Say I have an Excel file called "foo.xlsx" and it grows over time - a new column will be appended on the right every month. However, when I read it, I need only the first two and the last columns. I expected usecols parameter can solve this problem so I went df = pd.read_excel("foo.xlsx", usecols=[0, 1, -1]) but it gives me only the first two columns.

My workaround turns out to be:

df = pd.read_excel("foo.xlsx")
df = df[df.columns[[0, 1, -1]]]

But it needs reading the whole file every time. Is there any way that I can get my desired data frame while reading the file? Thanks.

ytu
  • 1,822
  • 3
  • 19
  • 42
  • @Nihal Could you please elaborate your points? `pandas` does support reading the file with specified columns, but I am asking how to always get the last one. – ytu Feb 21 '19 at 07:33
  • 1
    I suppose specifying the `usecols` argument won't save a lot of time because `read_excel` always reads the whole sheet. `usecols` just skips the rest after heaving read everything and will only accelerate parsing . – JoergVanAken Feb 21 '19 at 08:04

3 Answers3

1

One idea is get column count and pass to usecols:

from openpyxl import load_workbook

path = "file.xlsx"

wb = load_workbook(path)
sheet = wb.worksheets[0]
column_count = sheet.max_column
print (column_count)

Or read only first row of file:

column_count  = len(pd.read_excel(path, nrows=0).columns)

df = pd.read_excel(path, usecols=[0, 1, column_count-1])
print (df)
jezrael
  • 822,522
  • 95
  • 1,334
  • 1,252
1

If you really want to do this (see my comment above) you could to this:

xl = pd.ExcelFile(file)
ncols = xl.book.sheets()[0].ncols
df = xl.parse(0, usecols=[0, 1, ncols-1])

This solution won't read the excel file twice.

JoergVanAken
  • 1,286
  • 9
  • 10
  • Just out of curiosity, doesn't `xl.book.sheets()[0].ncols` need to read the whole Excel file to get the answer?
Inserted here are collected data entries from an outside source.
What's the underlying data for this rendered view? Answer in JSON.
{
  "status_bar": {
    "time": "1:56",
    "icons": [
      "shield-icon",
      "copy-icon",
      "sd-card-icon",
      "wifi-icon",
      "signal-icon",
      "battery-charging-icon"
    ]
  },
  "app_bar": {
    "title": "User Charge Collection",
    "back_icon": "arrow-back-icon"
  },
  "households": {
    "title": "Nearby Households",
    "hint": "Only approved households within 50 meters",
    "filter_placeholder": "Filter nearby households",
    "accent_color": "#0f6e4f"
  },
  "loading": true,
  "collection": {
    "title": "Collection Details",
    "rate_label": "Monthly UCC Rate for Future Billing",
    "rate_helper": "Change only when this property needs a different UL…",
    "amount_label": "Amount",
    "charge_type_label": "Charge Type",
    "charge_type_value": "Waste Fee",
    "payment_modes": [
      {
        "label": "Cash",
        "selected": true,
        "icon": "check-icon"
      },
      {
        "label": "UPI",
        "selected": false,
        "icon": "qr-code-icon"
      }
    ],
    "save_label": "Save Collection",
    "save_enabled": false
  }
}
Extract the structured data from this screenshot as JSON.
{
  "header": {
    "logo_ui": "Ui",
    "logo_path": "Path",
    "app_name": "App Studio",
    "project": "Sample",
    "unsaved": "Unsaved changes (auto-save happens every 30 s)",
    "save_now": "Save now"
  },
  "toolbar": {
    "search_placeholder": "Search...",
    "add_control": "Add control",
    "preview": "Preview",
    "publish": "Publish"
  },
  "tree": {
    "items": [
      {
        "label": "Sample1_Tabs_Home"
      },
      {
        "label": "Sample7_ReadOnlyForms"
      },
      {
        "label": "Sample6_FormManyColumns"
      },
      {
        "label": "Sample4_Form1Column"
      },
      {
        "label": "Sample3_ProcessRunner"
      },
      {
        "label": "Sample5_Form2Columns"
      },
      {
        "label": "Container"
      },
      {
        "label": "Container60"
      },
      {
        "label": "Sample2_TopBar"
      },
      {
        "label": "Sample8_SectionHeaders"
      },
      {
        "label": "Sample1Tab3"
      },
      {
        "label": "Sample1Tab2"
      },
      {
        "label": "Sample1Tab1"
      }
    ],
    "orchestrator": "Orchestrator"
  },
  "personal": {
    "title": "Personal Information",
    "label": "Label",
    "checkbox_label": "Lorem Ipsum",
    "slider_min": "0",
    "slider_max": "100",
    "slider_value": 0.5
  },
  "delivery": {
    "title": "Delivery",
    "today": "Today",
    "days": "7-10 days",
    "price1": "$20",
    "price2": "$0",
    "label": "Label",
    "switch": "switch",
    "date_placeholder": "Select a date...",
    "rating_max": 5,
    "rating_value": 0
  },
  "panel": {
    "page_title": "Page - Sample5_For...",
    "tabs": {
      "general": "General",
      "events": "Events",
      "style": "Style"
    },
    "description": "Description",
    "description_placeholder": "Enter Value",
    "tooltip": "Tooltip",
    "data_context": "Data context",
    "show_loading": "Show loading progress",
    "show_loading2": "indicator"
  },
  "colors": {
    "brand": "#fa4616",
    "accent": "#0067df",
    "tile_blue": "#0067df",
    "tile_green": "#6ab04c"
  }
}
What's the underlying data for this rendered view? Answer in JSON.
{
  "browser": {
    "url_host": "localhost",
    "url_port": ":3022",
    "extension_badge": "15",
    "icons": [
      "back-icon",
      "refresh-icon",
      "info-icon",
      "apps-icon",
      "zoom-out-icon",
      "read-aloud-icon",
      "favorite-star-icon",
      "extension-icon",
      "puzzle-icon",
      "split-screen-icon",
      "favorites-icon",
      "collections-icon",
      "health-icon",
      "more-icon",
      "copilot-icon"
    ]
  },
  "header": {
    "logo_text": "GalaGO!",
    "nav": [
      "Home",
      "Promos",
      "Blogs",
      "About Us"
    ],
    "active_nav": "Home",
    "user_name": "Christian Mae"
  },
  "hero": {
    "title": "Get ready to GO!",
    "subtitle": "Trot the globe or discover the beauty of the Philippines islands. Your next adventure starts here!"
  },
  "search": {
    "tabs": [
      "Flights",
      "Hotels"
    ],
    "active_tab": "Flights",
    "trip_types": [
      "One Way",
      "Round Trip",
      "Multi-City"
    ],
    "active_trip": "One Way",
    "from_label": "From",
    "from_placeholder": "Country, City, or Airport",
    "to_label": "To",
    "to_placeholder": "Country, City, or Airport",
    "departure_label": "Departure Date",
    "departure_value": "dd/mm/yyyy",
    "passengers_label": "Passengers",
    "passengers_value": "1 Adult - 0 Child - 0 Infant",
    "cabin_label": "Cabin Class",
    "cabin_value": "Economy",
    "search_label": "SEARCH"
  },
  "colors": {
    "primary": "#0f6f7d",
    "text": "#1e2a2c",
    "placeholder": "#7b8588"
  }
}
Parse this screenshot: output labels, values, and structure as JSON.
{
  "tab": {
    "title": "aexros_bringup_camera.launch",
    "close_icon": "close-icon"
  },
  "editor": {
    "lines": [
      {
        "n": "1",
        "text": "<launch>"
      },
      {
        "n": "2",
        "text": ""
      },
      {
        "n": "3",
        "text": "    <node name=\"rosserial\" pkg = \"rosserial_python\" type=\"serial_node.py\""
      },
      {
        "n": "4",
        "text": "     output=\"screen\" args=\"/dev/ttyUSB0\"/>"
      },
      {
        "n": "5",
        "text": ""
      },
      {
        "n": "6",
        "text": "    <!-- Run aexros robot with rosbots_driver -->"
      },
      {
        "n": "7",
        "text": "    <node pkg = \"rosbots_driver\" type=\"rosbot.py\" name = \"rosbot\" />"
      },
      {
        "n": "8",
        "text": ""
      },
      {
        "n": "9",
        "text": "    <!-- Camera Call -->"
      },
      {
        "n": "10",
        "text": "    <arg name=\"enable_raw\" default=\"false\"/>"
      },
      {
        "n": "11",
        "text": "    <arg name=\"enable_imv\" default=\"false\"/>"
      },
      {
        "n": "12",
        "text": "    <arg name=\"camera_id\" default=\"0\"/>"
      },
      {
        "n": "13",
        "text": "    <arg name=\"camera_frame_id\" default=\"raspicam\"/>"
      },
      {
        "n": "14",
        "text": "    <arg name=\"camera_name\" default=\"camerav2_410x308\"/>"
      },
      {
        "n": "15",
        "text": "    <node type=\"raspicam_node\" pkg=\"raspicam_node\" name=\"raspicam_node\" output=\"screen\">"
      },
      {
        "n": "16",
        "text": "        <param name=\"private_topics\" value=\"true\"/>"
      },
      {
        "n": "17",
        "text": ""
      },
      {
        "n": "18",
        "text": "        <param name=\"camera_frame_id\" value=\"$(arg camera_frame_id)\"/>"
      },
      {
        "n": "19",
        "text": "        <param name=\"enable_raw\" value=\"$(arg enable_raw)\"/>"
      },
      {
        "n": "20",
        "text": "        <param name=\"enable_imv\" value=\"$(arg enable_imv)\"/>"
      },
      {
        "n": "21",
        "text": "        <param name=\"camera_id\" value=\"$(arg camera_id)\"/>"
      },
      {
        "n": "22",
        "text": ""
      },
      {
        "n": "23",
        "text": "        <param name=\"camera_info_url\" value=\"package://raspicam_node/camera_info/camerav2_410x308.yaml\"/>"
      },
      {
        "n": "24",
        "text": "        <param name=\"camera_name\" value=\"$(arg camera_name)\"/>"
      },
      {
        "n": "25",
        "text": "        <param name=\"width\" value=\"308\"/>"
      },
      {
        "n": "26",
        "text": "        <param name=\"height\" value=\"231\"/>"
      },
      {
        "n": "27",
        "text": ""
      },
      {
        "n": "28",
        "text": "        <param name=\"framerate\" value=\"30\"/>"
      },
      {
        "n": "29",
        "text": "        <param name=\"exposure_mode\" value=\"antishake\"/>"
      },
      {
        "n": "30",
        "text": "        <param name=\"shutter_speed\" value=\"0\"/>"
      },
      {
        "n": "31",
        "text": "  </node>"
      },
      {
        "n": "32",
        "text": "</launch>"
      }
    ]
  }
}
I checked [ExcelFile Vs. read_excel in pandas](https://stackoverflow.com/a/49991054/6666231) and I wonder how this solution can be better. – ytu Feb 21 '19 at 09:55
  • 1
    Yes, it has to read the whole file. But the following parse command doesn't have to id again. So overall not much has been won, but nothing is done twice (in contrast to jezreal's answer) – JoergVanAken Feb 21 '19 at 09:59
-1

You can use df.head() and df.tail() to read the first 2 and last line. For example:

df = pd.read_excel("foo.xlsx", sheet_name='ABC')
#print the first 2 column
print(df.head(2))
#print the last column
print(df.tail(1))

EDIT: Oops the above code reads rows and not columns. Yes, you have to read the file everytime. I don't think there's an option to read partial file.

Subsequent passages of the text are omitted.